Upaya Penuntasan Kontroversi Vis Viva
Tahun 1743 kerap dikutip sebagai penutup dari kontroversi vis viva, merujuk pada terbitnya Traité de Dynamique karya Jean d’Alembert. Tapi, klaim ini perlu dikaji ulang lagi pada beberapa tinjauan. Penelitian lain menunjukkan bahwa perdebatan ilmiah ini berlanjut jauh melampaui tahun tersebut, bahkan hingga akhir abad ke-18, sebagaimana didokumentasikan dan diulas oleh L. L. Laudan (1968). Lebih penting lagi, analisis terhadap dua edisi karya d’Alembert—1743 dan 1758—mengungkap perbedaan substansial dalam penyajiannya tentang kontroversi ini. Edisi pertama tahun 1743 pada dasarnya membedakan antara vis mortua Descartes dan vis viva Leibniz, serta menyimpulkan bahwa persoalan ini hanyalah “pertikaian kata-kata” yang layat bagi para filsuf. D’Alembert mendefinisikan gaya sebagai istilah untuk mengekspresikan ‘efek’ dan menerima dua ukuran yang valid: (a) mdv (diidentifikasikan secara keliru dengan “kuantitas gerak” atau momentum) untuk kasus kesetimbangan (vis mortua), dan (b) mv² (vis viva) untuk gerak terhambat, di mana jumlah rintangan yang diatasi sebanding dengan kuadrat kecepatan (Iltis, 1970). Ia menegaskan bahwa tidak ada ide yang tepat dan berbeda tentang kata “gaya” selain membatasinya untuk mengekspresikan efek, sehingga menjadikan seluruh pertanyaan sebagai diskusi metafisika yang sia-sia.

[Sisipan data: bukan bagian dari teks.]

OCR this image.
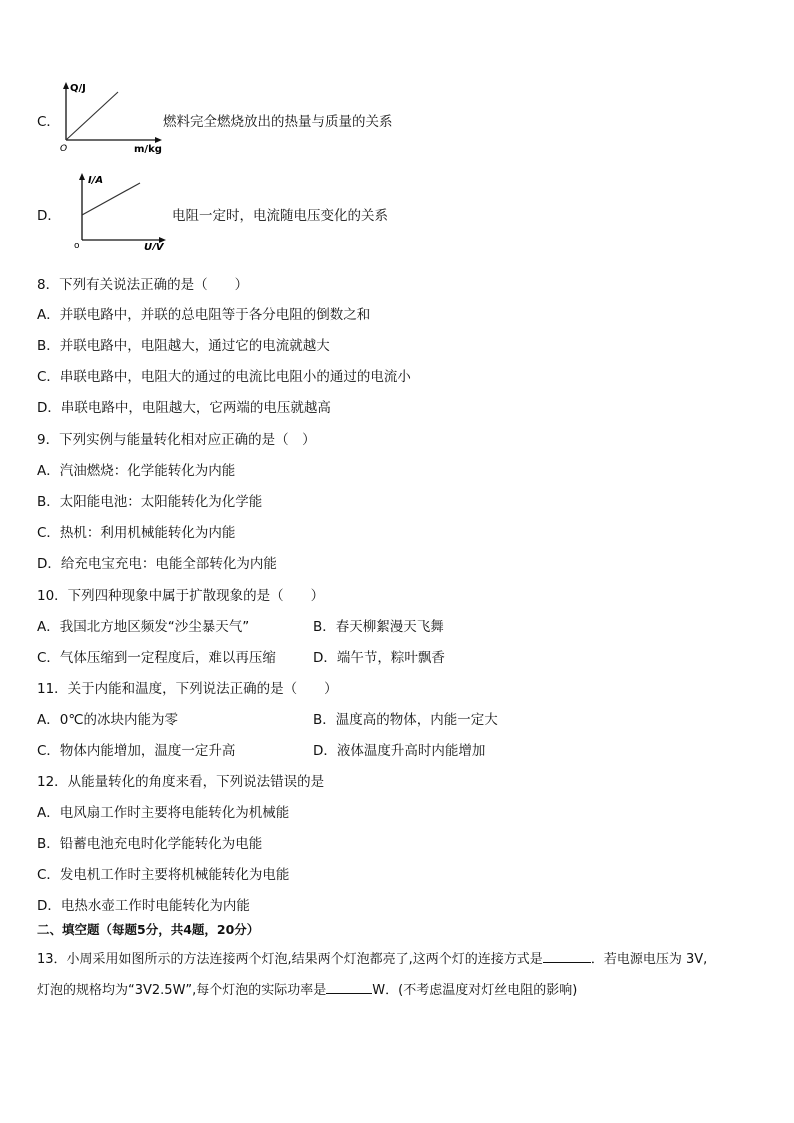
C．
Q/J
m/kg
O
燃料完全燃烧放出的热量与质量的关系
D．
I/A
U/V
o
电阻一定时，电流随电压变化的关系
8．下列有关说法正确的是（　　）
A．并联电路中，并联的总电阻等于各分电阻的倒数之和
B．并联电路中，电阻越大，通过它的电流就越大
C．串联电路中，电阻大的通过的电流比电阻小的通过的电流小
D．串联电路中，电阻越大，它两端的电压就越高
9．下列实例与能量转化相对应正确的是（　）
A．汽油燃烧：化学能转化为内能
B．太阳能电池：太阳能转化为化学能
C．热机：利用机械能转化为内能
D．给充电宝充电：电能全部转化为内能
10．下列四种现象中属于扩散现象的是（　　）
A．我国北方地区频发“沙尘暴天气”	B．春天柳絮漫天飞舞
C．气体压缩到一定程度后，难以再压缩	D．端午节，粽叶飘香
11．关于内能和温度，下列说法正确的是（　　）
A．0℃的冰块内能为零	B．温度高的物体，内能一定大
C．物体内能增加，温度一定升高	D．液体温度升高时内能增加
12．从能量转化的角度来看，下列说法错误的是
A．电风扇工作时主要将电能转化为机械能
B．铅蓄电池充电时化学能转化为电能
C．发电机工作时主要将机械能转化为电能
D．电热水壶工作时电能转化为内能
二、填空题（每题5分，共4题，20分）
13．小周采用如图所示的方法连接两个灯泡,结果两个灯泡都亮了,这两个灯的连接方式是	．若电源电压为 3V,
灯泡的规格均为“3V2.5W”,每个灯泡的实际功率是	W．(不考虑温度对灯丝电阻的影响)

Pandangan ini sebenarnya bukan hal baru. ‘sGravesande telah menyebut perdebatan ini sebagai “pertikaian kata-kata” sejak tahun 1729. Edisi 1743 d’Alembert, meski sering dikutip sebagai penyelesaian kontroversi, tidak memberikan klarifikasi lebih dari sekadar kontras vis mortua–vis viva dan penyebutannya sebagai perdebatan verbal. Bahkan, dalam pembahasan kesetimbangan, d’Alembert melakukan kekeliruan signifikan dengan menyamakan produk massa dan kecepatan virtual (mdv), yang merupakan ukuran ‘gaya-mati’ ala Leibniz, dengan momentum (mv). Kekeliruan identifikasi ini, yang sebelumnya juga dilakukan oleh ilmuwan seperti Fabri, Pardies, Malebranche, Deschales, Catalan, dan Desaguliers, berpotensi menjadi sumber anggapan keliru bahwa d’Alembert telah menyelesaikan kontroversi pada tahun 1743 (Laudan, 1968).

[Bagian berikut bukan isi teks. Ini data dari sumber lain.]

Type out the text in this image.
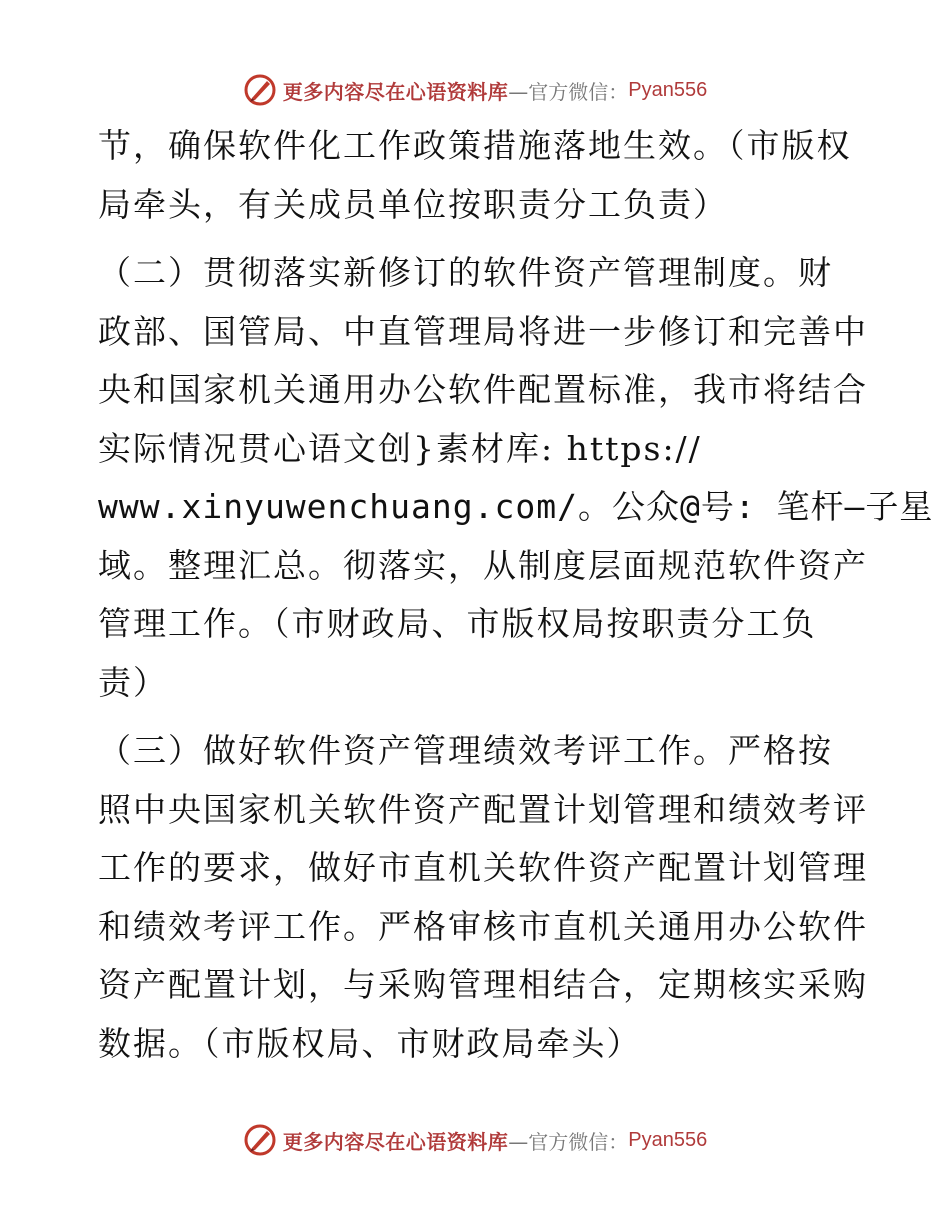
更多内容尽在心语资料库 —官方微信： Pyan556
节，确保软件化工作政策措施落地生效。（市版权
局牵头，有关成员单位按职责分工负责）
（二）贯彻落实新修订的软件资产管理制度。财
政部、国管局、中直管理局将进一步修订和完善中
央和国家机关通用办公软件配置标准，我市将结合
实际情况贯心语文创}素材库: https://
www.xinyuwenchuang.com/。公众@号: 笔杆—子星
域。整理汇总。彻落实，从制度层面规范软件资产
管理工作。（市财政局、市版权局按职责分工负
责）
（三）做好软件资产管理绩效考评工作。严格按
照中央国家机关软件资产配置计划管理和绩效考评
工作的要求，做好市直机关软件资产配置计划管理
和绩效考评工作。严格审核市直机关通用办公软件
资产配置计划，与采购管理相结合，定期核实采购
数据。（市版权局、市财政局牵头）
更多内容尽在心语资料库 —官方微信： Pyan556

Perkembangan penting justru muncul dalam edisi kedua Traité de Dynamique tahun 1758. D’Alembert menambahkan bagian baru yang memperkenalkan tiga makna gaya, bukan dua. Tiga kasus tersebut adalah: (1) Vis Mortua: Kecenderungan benda untuk bergerak dengan kecepatan tertentu yang dihentikan oleh rintangan. Efeknya hanyalah kecenderungan, bukan ukuran yang sebenarnya karena tidak menghasilkan gerak. (2) Kuantitas Gerak (Momentum): Benda benar-benar bergerak seragam dengan kecepatan tertentu. Efeknya adalah ruang yang ditempuh secara seragam dalam waktu tertentu, sebanding dengan kecepatan (mv). (3) vis viva: Benda bergerak dengan kecepatan yang dihabiskan dan dimusnahkan sedikit demi sedikit. Efeknya adalah ruang yang ditempuh hingga penghentian total gerak, sebanding dengan kuadrat kecepatan (mv²)(Supelli, 2024a). Di sinilah, untuk pertama kalinya dalam karya d’Alembert, muncul urgensi krusial yang membedakan momentum sebagai ukuran gaya yang bekerja melalui waktu dan vis viva sebagai ukuran gaya yang bekerja melalui ruang yang ditempuh (Laudan, 1968). Penambahan ini memberikan kerangka konseptual yang lebih jelas untuk memahami perbedaan mendasar antara kedua ukuran tersebut berdasarkan konteks aplikasinya (waktu vs. ruang).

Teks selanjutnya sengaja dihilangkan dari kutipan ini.